According to TheRegister.com, a committee formed by India’s Department of Promotion of Industry and Internal Trade has proposed a radical new system for AI companies to pay for training data. The plan, detailed in a working paper, would require AI developers to pay royalties to content creators, but with a crucial twist: payments would only be due once the AI models start generating revenue. The proposal suggests creating a central nonprofit body called The Copyright Royalties Collective for AI Training (CRCAT) to manage the collection and distribution of funds. This body would oversee a “Works Database” where creators must register their content to be eligible for payouts. The committee argues the current “zero price license model” for training data undermines human creativity, but also worries that complex licensing could stifle innovation, especially for startups.

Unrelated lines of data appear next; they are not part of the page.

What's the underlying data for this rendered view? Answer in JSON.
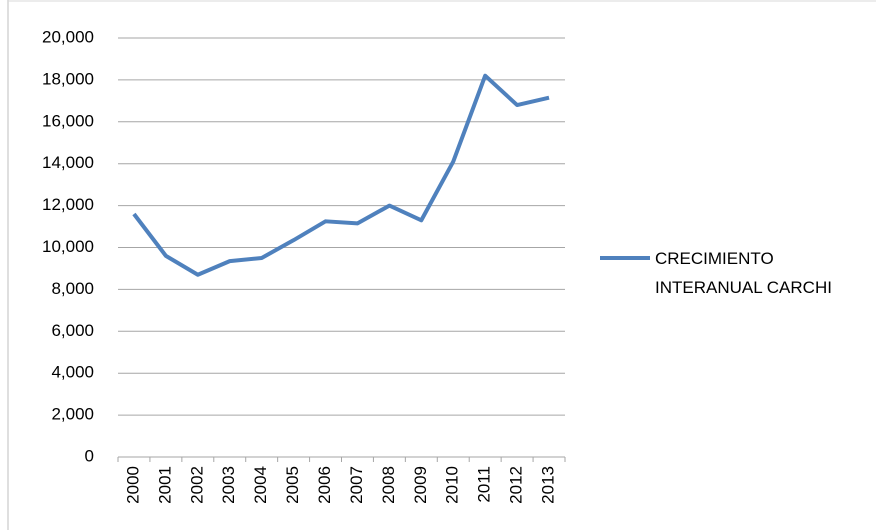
{
  "chart_data": {
    "type": "line",
    "categories": [
      "2000",
      "2001",
      "2002",
      "2003",
      "2004",
      "2005",
      "2006",
      "2007",
      "2008",
      "2009",
      "2010",
      "2011",
      "2012",
      "2013"
    ],
    "series": [
      {
        "name": "CRECIMIENTO INTERANUAL CARCHI",
        "color": "#4f81bd",
        "values": [
          11600,
          9600,
          8700,
          9350,
          9500,
          10350,
          11250,
          11150,
          12000,
          11300,
          14100,
          18200,
          16800,
          17150
        ]
      }
    ],
    "ylim": [
      0,
      20000
    ],
    "yticks": [
      0,
      {
        "value": 2000,
        "label": "2,000"
      },
      {
        "value": 4000,
        "label": "4,000"
      },
      {
        "value": 6000,
        "label": "6,000"
      },
      {
        "value": 8000,
        "label": "8,000"
      },
      {
        "value": 10000,
        "label": "10,000"
      },
      {
        "value": 12000,
        "label": "12,000"
      },
      {
        "value": 14000,
        "label": "14,000"
      },
      {
        "value": 16000,
        "label": "16,000"
      },
      {
        "value": 18000,
        "label": "18,000"
      },
      {
        "value": 20000,
        "label": "20,000"
      }
    ],
    "grid": true,
    "legend": "right"
  }
}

The Devil in the Data Details
So, India wants to thread a very fine needle here. On one hand, they’re acknowledging the global uproar from publishers, artists, and writers who feel their life’s work is being vacuumed up for free to build trillion-dollar AI empires. The committee’s point about undermining incentives for human creativity is valid. Why would anyone produce high-quality content if it just becomes free fuel for a machine?

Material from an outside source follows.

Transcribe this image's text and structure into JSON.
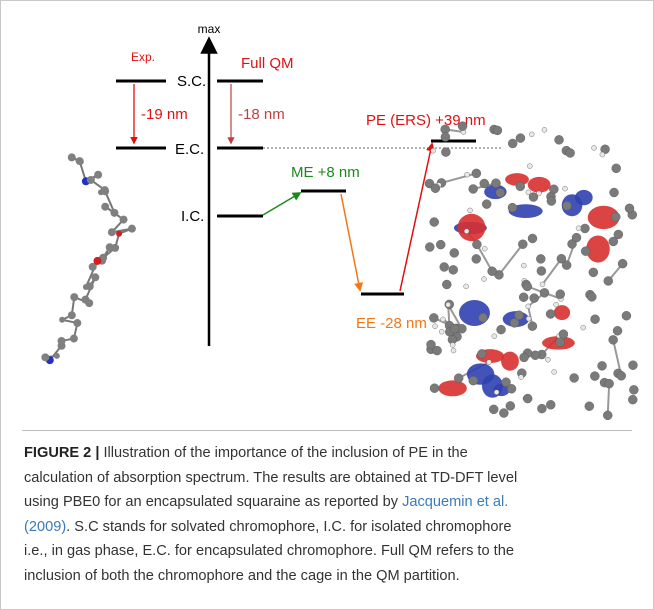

But here’s the thing: the “pay only after revenue” model is a fascinating gamble. It basically gives AI startups a free pass during the R&D phase, which could lower the barrier to entry. That’s good for innovation in theory. But it also kicks the monetization can way down the road. What counts as “revenue”? Is it when an API call is sold? When a enterprise contract is signed? The potential for loopholes and accounting gymnastics is enormous. And who defines when that threshold is crossed?
A Bureaucratic Behemoth in the Making?
Now, let’s talk about the proposed CRCAT. The paper points to performing rights organizations (PROs) as a precedent—like ASCAP or BMI for music. And look, the author even mentions being part of an Australian scheme for news reprints that nets them “a couple of hundred dollars a year.” That’s my first red flag. These systems are notorious for being opaque, inefficient, and distributing pennies to most creators while the administrative body takes a cut.
Imagine the complexity for India. Twenty-two scheduled languages? A massively fragmented media landscape? Building a “Works Database” that can accurately track and attribute billions of pieces of content across text, images, video, and audio sounds like a recipe for a bureaucratic nightmare. The transaction costs they’re trying to avoid might just get internalized into a giant, slow-moving government-mandated apparatus. Will the payout for a Tamil-language poet or a Hindi blogger even be worth the hassle of registration?
Will Big Tech Play Ball?
This is the billion-dollar question. India’s government is famously ambitious about AI leadership and has often been friendly to tech giants. But this proposal directly challenges the core argument of OpenAI, Google, and others that training on publicly available data is “fair use.”
I think the key is in that last line from the source: this “may go down well with Big Tech, if New Delhi makes royalty payments worth their while.” Basically, if the per-data-unit fee is low enough and the legal certainty is high enough, the tech giants might accept it as a cost of doing business in a massive market. They’re already cutting deals with publishers left and right. A single, predictable system could be preferable to a thousand lawsuits. But if the rates are punitive? Then the lobbying and legal challenges will begin immediately.
And one more skeptical thought: this feels like a solution designed for a world where AI models are trained once and then deployed. But we’re moving towards continuous learning, where models are constantly updated with new data. How does a royalty collective handle a real-time, flowing data stream? It’s a 20th-century collective rights model trying to solve a 21st-century data consumption problem. The intent is interesting, but the execution seems fraught with peril.